Mitogenome sequences from various populations in Indonesia and eastern Africa (~800 mitogenome sequences), that were generated during the final year of my doctoral study, will be analysed further to model the settlement of populations in Indonesia. For example, the demographic history of the Ma’anyan, who has a unique genetic background, but doesn’t exhibit any admixture events, can be modeled using mitogenome sequence data in the context of the maternal lineage. In addition, mitogenome data on Malagasy populations, once available in the scientific community, will be useful to model the divergence, split, and migrations from respective Asian and African ancestral populations, to complement the results from the genome-wide SNP data presented in this dissertation.
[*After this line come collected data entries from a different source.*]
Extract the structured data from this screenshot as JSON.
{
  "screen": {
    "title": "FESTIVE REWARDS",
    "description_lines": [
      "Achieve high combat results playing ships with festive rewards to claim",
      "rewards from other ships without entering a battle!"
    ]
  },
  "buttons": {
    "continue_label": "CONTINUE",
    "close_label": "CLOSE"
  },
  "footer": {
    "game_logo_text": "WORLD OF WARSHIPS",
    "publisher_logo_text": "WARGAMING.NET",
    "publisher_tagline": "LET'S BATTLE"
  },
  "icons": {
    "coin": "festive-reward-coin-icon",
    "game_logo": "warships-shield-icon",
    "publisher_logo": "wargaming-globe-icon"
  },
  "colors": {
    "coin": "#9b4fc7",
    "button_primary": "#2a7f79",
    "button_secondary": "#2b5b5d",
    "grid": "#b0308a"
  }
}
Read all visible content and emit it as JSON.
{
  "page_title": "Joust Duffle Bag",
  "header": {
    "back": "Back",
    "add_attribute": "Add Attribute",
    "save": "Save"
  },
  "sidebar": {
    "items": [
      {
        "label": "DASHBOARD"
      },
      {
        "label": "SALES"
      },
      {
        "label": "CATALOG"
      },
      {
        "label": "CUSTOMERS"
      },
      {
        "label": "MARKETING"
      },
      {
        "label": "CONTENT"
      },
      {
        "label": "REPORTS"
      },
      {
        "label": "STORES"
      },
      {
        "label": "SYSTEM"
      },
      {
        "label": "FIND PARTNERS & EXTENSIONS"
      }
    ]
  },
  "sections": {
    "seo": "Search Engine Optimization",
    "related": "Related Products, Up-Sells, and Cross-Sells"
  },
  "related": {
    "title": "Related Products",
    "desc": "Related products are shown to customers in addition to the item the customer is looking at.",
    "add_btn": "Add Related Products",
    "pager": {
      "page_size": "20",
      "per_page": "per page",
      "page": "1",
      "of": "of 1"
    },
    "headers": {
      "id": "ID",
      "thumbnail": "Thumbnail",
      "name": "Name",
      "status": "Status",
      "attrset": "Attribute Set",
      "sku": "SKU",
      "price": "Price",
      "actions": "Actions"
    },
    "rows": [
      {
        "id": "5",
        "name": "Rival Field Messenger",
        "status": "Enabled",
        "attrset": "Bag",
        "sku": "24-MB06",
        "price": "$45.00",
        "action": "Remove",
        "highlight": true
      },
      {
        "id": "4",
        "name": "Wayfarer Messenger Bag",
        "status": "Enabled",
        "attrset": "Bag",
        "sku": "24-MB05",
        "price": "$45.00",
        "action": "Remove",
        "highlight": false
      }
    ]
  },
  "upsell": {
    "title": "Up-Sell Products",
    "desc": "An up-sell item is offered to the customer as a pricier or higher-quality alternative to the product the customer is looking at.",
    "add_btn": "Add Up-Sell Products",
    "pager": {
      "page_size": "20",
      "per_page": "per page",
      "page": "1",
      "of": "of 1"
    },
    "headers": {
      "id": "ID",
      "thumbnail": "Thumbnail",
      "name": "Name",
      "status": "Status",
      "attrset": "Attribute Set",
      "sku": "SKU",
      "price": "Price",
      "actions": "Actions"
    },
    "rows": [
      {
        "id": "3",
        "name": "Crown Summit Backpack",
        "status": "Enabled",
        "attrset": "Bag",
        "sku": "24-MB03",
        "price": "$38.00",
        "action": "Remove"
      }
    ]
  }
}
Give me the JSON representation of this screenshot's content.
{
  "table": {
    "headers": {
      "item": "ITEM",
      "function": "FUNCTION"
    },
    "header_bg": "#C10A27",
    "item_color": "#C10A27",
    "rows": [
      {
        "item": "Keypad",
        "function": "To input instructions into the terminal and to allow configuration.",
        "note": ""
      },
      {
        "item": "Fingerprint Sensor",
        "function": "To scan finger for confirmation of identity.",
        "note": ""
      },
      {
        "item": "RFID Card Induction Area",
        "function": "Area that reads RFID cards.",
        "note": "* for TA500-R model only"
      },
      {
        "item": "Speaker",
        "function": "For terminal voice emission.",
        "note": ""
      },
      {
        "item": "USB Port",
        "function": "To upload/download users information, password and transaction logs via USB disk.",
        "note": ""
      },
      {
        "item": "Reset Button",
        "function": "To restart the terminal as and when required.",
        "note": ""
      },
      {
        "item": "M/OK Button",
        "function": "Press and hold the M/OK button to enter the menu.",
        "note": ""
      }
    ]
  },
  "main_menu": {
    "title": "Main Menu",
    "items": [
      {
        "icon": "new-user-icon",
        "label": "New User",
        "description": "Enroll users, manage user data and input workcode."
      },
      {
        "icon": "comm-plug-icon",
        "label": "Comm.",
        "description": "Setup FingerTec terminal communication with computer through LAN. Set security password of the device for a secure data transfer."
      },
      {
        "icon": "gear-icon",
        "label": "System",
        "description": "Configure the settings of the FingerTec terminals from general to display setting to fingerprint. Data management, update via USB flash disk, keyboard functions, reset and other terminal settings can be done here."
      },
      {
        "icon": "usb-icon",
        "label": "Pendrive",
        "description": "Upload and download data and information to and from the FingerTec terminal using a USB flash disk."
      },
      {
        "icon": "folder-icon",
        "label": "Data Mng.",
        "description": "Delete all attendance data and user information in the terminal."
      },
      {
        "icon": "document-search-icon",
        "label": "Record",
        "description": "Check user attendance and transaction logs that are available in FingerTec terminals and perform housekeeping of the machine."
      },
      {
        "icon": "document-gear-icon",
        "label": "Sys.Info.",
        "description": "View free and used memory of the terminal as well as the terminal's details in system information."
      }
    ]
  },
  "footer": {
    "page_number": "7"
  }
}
Study of human disease and migration

The migration of large numbers of people creates opportunities for the spread and establishment of common or novel infectious diseases. There are significant inter-regional differences in geographical and climatic conditions, and indigenous people have adapted to the specific conditions and endemic diseases in their respective homelands. The role of environmental change is important in the dissemination of infectious diseases, and when

people migrate they also bring pathogens from their specific regions. Studying various diseases as population history and migration markers can be a complement to general population genetics / molecular anthropology studies, to gain a holistic view on where populations originated, where people migrate, and how people have adapted to their old and new environments. Traces of infectious disease parasites and their vectors can bring an understanding, not only of adaptation mechanisms against diseases, but also on the routes taken by humans during their global migrations.

Studies of adaptation to malaria have shown that populations have unique regional-level genetic profiles to counter malaria infection, such as sickle cell anemia and Duffy negativity in western Africa, Hemoglobin E (HbE) and Southeast Asian Ovalocytosis (SAO) in Southeast Asia, and alpha and beta Thalassaemia and G6PD deficiency which have different genotypes in different populations across the world. Research by Rabe et al. (2002) on several villages in the highlands of central Madagascar have shown a small percentage of SAO presence. Further surveys of SAO presence throughout Madagascar, and determining the presence of the SLC4A1 gene haplotype around the SAO-deletion region, can give additional supporting evidence of an Indonesian influence in Madagascar. Studies detecting SAO presence in Indonesian and eastern African populations is currently in progress. In addition, other unique Indonesian genotypes for molecular adaptation against malaria, as mentioned, will also be investigated in the future.

I have started a collaboration with the Pasteur Institute in Paris, to study the distribution of HTLV-1 and HHV-8 viruses in Indonesia. These viruses have wide distributions in Oceania and East Asia, but no studies have been conducted in Indonesia in the context of it being a focal crossroad in human migration from East Asia into Oceania. Traces of these viruses must be present in Indonesia. This study will bring new understanding on HTLV-1 and HHV-8 genotype diversity, and will also complement the scenario of Austronesian eastward dispersal into the Pacific.